In Sweden, Teaching Outside Is In

Published on November 3rd, 2015 Updated on January 1st, 2016 By Linda McGurk

I’m guest blogging about outdoor education in Sweden for the Children and Nature Network this week – check it out!

With its well-established tradition of forest schools and deeply held belief that nature is essential to healthy children, Sweden is often considered a leader when it comes to outdoor learning.
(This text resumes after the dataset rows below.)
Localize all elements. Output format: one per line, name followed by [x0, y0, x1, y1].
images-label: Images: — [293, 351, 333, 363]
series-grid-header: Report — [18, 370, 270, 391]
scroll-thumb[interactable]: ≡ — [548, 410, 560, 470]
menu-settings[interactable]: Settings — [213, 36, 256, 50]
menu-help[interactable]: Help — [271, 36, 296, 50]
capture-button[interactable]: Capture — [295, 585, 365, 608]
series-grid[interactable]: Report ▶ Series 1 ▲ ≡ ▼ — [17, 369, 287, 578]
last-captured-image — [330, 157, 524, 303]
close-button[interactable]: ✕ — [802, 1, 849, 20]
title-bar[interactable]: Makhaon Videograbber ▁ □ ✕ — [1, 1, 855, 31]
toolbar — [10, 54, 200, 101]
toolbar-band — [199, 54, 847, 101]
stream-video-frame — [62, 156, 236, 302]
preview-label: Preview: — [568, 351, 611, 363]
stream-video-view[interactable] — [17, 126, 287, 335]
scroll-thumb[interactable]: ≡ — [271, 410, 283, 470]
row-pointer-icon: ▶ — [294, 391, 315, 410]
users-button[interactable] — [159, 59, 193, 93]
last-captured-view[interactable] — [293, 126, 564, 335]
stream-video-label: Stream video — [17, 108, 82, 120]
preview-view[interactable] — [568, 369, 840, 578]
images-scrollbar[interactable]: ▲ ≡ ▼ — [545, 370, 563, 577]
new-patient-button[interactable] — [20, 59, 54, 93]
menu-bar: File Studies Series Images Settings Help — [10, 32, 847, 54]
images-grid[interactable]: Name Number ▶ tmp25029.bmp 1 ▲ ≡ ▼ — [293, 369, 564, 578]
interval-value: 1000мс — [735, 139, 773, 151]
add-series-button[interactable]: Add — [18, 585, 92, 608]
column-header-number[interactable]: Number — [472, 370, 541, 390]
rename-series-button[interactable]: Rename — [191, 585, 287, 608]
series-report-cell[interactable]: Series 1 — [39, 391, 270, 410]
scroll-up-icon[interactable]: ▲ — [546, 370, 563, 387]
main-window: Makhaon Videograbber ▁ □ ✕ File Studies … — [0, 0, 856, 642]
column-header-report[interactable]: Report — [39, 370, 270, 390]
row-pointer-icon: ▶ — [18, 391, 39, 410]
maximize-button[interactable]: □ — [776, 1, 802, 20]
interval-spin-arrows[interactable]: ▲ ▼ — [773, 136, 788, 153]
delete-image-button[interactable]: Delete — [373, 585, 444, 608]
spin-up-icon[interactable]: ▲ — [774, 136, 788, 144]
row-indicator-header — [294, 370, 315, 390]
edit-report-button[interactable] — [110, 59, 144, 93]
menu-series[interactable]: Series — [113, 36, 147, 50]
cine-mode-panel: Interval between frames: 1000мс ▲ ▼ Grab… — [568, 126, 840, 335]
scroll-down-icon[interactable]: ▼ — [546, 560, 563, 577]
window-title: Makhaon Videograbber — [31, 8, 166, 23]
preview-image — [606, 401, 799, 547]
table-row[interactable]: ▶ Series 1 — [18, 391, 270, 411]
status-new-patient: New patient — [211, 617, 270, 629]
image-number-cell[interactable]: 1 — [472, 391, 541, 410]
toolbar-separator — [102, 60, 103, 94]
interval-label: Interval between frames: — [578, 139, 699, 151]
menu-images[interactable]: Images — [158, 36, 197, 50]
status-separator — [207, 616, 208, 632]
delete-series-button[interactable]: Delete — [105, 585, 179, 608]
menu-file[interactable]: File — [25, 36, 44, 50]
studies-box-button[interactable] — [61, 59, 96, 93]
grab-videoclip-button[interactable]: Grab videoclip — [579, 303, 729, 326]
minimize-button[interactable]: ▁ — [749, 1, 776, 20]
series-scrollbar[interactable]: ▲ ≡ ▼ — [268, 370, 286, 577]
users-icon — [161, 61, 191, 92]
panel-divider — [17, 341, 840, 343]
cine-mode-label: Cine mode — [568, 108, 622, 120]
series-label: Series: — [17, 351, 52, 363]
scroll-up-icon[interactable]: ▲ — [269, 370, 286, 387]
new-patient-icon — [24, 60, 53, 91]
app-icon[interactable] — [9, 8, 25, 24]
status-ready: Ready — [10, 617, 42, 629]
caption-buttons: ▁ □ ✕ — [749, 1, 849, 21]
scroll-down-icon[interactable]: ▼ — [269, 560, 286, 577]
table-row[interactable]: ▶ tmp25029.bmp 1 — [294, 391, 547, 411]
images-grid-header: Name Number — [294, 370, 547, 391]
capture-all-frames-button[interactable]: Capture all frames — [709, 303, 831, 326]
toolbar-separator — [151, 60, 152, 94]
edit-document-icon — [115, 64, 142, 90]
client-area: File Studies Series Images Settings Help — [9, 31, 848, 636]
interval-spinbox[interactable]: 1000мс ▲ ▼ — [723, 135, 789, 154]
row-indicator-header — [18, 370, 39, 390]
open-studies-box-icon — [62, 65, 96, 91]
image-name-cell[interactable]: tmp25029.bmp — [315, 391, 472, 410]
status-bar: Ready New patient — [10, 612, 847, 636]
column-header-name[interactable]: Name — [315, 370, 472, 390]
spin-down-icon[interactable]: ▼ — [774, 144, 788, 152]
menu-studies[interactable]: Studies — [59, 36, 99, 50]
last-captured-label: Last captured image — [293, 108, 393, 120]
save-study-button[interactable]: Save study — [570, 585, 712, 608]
Preschoolers here are more likely to spend their days digging for earth worms and scaling boulders, than they are learning wall words and practicing handwriting. But as the children get older, they typically spend less and less time learning outside. Now a coalition of dedicated researchers, educators and outdoor non-profit groups in Sweden have joined forces to give teachers the tools they need to bring the classroom outside.

In Sweden, Teaching Outside Is In. Rain or Shine Mamma.”Studies show that if you alternate outdoor and indoor learning, and the teacher is prepared, you get good results,” said Anders Szczepanski, director of the National Center for Outdoor Education at Linköping University, Sweden. “But if a teacher hasn’t been trained in or practiced outdoor education and doesn’t understand when, where, how and why he or she should take the class outside, and how to link the outdoors to the curriculum, well then it’s a little bit like seeing a nurse who has never seen a patient.”